The Bush administration's former top counterintelligence official warned one week before the September 11th attacks that hundreds of Americans could die in a terrorist strike, but said the president did not consider terrorism an urgent issue.
Mr Richard Clarke, who served four US presidents, told the national commission investigating the 2001 attacks on the World Trade Center and the Pentagon: "I believe the Bush administration in the first eight months considered terrorism an important issue, but not an urgent issue."
On the second of two dramatic days of open testimony, one of the most charged moments came when commissioner Mr Tim Roemer, a former Democratic congressman, asked Mr Clarke about a letter he wrote to President Bush's national security adviser, Ms Condoleezza Rice, one week before the attacks.

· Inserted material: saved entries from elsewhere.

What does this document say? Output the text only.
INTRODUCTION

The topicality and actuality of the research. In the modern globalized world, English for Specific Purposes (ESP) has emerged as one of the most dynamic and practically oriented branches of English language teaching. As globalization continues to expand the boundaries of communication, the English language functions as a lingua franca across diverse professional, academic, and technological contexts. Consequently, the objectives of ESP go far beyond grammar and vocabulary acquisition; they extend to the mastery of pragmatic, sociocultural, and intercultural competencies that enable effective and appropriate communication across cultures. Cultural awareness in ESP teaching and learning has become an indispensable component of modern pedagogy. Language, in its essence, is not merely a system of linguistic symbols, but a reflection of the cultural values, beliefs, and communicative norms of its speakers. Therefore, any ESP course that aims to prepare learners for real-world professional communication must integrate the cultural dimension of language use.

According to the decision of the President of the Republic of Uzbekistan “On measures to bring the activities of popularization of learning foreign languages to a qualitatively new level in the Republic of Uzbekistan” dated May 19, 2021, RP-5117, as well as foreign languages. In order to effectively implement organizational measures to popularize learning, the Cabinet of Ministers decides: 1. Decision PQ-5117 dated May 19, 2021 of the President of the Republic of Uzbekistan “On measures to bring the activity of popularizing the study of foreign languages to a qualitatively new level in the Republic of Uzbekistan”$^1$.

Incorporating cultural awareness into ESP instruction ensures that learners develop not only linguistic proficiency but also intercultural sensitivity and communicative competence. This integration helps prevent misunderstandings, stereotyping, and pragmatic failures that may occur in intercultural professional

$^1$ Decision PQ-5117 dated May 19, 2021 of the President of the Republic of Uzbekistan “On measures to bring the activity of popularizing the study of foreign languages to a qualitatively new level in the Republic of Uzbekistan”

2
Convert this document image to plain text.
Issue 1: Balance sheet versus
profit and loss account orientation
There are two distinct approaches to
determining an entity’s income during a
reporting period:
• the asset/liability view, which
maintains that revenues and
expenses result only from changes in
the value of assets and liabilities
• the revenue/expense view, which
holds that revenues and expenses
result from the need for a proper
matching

"You urge policymakers to imagine a day after hundreds of Americans lay dead at home and abroad after a terrorist attack and ask themselves what else they could have done. You write this on September
4th, seven days before September 11th" Mr Clarke simply replied, "Yes."
Mr Clarke, who has given 15 hours of testimony to the commission in closed session, was making his first public appearance. The former official, who served three Republican and one Democratic administrations, created a stir this week by publishing a book accusing the Bush administration of failing to recognize the urgency of the threat posed by bin Laden's al Qaeda network.
In his letter to Ms Rice, Mr Clarke lambasted the Pentagon and the CIA for failing to act against al Qaeda.
The commission is due to report in late July at the height of the presidential campaign.